Dibeberkannya semua rencana dan solusi yang bisa diambilnya. Hatiku teriris, betapa baiknya dia. Aku tak ingin mengecewakannya, menyakitinya lebih dalam. Keputusan ini adalah yang terbaik bagi kami. Karena aku masih ingin bebas untuk beberapa waktu lagi, aku masih ingin menikmati kesendirianku, menikmati indahnya masa muda yang tanpa beban. Aku masih ingin menikmati indahnya dunia di luar benteng yang namanya keluarga. Membahagiakan mama, papa, juga adik-adik, ponakan-ponakan, juga membahagiakan diriku sendiri dengan kebebasan dalam batasan norma. Kau tahu Man betapa aku menikmati kebersamaan denganmu, namun aku masih belum memikirkan untuk pergi ke jenjang pernikahan. Harus jauh darimu, sepi dari sapaanmu memang membuatku sedih, sepi, tapi apa boleh buat, semua harus kujalani. Karena bagiku karir itu penting.

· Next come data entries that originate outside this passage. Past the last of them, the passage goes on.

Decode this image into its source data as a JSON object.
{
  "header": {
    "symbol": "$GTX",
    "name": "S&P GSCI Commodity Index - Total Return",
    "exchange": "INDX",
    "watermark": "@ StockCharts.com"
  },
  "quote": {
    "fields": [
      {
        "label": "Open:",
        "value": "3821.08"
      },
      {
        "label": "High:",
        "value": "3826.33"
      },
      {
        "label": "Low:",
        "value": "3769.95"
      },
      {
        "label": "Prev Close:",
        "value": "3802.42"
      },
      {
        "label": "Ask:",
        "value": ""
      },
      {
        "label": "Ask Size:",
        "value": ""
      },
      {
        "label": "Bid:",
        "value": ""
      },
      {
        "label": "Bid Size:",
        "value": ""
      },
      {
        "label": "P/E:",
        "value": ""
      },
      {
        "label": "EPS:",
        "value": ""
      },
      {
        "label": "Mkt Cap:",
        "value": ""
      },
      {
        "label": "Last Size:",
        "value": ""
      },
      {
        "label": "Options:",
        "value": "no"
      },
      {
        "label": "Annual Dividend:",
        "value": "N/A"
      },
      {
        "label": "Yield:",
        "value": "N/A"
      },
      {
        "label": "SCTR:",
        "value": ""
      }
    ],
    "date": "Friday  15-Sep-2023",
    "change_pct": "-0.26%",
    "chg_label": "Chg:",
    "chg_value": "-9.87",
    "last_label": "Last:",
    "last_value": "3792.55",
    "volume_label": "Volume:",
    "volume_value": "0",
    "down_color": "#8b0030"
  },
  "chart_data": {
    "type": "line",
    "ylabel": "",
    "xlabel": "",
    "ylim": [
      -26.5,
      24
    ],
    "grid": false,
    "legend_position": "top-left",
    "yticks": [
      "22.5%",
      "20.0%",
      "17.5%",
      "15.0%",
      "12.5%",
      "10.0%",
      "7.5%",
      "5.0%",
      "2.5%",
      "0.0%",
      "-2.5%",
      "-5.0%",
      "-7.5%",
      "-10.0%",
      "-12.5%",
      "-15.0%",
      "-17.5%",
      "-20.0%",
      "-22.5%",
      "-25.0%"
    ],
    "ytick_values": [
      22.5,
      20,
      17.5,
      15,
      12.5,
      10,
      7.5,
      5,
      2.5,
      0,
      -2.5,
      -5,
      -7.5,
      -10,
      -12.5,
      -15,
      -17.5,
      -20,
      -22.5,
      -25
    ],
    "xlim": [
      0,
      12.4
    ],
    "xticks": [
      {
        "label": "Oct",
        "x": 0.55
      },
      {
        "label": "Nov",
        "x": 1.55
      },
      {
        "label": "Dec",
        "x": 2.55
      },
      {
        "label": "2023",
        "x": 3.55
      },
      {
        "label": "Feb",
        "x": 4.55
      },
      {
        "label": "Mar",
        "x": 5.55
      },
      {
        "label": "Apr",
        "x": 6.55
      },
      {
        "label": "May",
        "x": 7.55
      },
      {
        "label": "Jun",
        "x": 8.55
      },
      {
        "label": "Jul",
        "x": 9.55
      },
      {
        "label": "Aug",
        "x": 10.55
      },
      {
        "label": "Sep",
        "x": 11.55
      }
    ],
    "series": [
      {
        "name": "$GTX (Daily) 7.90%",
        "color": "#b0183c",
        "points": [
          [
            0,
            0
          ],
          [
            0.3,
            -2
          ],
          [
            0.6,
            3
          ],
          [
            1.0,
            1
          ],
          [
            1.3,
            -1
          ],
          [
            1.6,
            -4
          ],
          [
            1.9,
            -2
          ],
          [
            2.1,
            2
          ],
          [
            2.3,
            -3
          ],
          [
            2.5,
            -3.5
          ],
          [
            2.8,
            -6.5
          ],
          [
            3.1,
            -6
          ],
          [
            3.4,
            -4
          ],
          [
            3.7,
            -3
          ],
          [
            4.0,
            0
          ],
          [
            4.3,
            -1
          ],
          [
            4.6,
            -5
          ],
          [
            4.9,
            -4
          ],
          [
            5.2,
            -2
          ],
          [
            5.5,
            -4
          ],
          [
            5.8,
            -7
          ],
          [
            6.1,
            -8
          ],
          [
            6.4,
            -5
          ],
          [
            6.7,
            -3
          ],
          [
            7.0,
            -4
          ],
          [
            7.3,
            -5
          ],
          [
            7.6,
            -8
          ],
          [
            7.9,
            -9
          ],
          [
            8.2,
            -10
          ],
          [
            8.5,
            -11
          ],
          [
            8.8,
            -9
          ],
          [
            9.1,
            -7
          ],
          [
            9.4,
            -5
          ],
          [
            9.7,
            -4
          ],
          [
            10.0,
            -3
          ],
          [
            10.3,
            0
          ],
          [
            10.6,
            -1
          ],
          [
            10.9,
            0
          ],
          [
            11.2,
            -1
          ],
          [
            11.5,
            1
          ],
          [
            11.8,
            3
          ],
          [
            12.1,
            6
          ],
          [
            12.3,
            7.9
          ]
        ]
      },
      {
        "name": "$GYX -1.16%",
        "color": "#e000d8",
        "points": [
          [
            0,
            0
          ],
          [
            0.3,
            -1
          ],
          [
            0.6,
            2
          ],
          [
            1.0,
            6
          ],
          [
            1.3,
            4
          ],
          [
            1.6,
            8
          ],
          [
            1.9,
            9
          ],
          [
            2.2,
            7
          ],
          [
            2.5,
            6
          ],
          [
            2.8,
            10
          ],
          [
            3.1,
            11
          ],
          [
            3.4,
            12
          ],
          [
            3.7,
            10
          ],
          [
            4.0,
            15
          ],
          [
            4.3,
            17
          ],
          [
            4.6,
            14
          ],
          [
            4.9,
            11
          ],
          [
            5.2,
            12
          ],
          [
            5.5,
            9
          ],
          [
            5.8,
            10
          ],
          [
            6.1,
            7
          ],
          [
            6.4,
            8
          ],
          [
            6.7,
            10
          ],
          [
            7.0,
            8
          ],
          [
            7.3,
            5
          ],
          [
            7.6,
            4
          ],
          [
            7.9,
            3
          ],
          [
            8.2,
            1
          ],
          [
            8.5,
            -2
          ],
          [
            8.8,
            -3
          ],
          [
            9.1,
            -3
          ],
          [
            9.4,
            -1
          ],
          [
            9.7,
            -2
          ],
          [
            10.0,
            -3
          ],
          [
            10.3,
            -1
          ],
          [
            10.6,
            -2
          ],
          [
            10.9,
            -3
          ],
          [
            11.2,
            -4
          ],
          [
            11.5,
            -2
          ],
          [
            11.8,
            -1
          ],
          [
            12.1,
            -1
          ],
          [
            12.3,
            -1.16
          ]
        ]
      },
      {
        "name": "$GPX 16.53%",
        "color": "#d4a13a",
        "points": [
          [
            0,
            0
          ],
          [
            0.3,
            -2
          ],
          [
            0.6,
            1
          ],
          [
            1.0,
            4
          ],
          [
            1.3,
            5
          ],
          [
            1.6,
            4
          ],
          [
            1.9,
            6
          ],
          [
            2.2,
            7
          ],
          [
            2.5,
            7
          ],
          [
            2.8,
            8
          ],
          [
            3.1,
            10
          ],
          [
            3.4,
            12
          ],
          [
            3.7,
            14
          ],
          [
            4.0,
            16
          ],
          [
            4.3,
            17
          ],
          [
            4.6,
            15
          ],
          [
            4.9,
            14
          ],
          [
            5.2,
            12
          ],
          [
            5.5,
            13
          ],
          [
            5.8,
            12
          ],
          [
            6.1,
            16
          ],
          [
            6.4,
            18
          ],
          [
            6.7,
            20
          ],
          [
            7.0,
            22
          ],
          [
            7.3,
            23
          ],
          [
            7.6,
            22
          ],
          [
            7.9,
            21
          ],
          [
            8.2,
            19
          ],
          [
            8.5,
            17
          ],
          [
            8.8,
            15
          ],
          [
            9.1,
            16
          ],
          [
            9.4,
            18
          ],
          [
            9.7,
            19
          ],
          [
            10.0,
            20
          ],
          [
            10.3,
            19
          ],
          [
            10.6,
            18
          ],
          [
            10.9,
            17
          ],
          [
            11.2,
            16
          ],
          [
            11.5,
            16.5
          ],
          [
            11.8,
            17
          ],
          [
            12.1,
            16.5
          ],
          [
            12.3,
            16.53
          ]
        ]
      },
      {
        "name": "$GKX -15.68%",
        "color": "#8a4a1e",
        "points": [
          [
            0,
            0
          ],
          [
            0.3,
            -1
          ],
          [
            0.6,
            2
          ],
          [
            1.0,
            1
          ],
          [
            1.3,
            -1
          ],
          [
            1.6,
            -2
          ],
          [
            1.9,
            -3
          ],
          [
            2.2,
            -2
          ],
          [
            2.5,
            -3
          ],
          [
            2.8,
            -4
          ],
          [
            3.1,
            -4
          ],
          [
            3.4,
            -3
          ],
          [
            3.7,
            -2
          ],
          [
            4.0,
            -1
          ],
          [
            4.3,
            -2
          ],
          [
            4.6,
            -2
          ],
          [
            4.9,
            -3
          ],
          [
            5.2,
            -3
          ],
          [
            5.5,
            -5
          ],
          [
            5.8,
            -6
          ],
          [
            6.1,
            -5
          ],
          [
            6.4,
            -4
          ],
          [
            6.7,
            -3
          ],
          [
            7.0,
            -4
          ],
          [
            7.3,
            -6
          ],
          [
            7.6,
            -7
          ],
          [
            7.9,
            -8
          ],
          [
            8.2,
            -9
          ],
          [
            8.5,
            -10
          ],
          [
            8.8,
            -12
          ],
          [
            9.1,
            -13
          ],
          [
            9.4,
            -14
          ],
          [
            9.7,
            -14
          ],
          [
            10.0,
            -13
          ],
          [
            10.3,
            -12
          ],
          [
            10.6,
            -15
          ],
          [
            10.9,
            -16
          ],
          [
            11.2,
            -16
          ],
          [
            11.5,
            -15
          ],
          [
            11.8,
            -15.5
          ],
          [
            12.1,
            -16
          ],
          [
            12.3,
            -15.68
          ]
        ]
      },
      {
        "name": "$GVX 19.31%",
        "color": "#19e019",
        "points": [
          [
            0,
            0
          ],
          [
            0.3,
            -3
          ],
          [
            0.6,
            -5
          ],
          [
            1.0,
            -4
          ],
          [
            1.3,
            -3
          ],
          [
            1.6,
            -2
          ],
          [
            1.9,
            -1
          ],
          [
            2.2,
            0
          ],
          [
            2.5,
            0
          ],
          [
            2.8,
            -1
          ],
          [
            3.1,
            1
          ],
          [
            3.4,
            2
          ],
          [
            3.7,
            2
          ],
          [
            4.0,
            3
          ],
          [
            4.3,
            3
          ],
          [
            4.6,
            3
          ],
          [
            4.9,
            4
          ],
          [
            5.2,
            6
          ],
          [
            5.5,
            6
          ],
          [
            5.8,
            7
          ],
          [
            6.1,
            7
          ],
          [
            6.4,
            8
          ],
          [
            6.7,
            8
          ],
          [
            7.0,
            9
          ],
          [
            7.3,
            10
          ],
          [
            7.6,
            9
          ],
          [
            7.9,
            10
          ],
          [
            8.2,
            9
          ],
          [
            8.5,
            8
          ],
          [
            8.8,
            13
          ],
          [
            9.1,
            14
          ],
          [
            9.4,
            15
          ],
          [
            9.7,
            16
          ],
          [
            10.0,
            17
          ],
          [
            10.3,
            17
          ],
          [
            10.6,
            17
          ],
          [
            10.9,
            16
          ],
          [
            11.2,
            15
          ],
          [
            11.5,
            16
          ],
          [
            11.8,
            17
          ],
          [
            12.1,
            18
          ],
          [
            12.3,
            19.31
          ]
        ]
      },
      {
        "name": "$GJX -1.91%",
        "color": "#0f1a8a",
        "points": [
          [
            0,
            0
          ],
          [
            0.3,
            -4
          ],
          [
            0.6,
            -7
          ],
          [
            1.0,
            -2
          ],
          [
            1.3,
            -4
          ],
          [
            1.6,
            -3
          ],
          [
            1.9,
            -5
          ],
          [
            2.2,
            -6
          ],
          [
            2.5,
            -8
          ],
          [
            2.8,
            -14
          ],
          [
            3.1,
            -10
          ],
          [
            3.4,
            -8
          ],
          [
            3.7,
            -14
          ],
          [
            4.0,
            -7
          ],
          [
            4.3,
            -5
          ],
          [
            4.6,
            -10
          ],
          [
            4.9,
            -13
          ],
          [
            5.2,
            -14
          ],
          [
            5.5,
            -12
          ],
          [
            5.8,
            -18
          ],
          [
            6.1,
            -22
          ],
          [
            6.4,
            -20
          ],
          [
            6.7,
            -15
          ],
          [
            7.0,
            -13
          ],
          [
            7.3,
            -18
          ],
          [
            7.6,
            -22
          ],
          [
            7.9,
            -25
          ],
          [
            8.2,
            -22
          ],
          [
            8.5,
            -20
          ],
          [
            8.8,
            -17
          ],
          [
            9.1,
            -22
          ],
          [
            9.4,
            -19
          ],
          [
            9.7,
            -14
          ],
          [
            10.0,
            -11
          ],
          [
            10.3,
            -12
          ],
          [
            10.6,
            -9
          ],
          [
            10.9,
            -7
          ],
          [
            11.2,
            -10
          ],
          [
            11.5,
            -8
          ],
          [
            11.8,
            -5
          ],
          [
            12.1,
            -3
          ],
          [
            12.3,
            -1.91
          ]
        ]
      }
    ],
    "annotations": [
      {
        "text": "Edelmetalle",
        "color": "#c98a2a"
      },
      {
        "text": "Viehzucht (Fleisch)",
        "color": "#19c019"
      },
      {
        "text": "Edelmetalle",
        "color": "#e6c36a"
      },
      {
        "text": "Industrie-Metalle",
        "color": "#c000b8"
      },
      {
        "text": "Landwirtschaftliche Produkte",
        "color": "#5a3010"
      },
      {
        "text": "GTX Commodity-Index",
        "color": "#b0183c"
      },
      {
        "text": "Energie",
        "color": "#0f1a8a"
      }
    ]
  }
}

Sejak dulu aku menggebu belajar giat karena ingin menjadi wanita yang tidak dipandang sebelah mata oleh laki-laki. Aku harus jadi wanita mandiri walau aku tak boleh melupakan kodratku sebagai wanita. Namun bukan sekarang aku ingin menjadi wanita seutuhnya, wanita yang tidak mengingkari kodratnya. Aku masih ingin meniti karir.
Memang menyatukan dua manusia yang berbeda, latar belakang yang berbeda, keinginan yang berbeda, prinsip yang berbeda bukanlah hal yang mudah. Untuk menyatukannya perlu pengorbanan. Aku tak bisa mengorbankan keinginan dan mimpiku sementara Rahmanpun tak bisa melepaskan diri dari desanya. Impiannya untuk membangun desa dengan caranya, telah membelenggunya.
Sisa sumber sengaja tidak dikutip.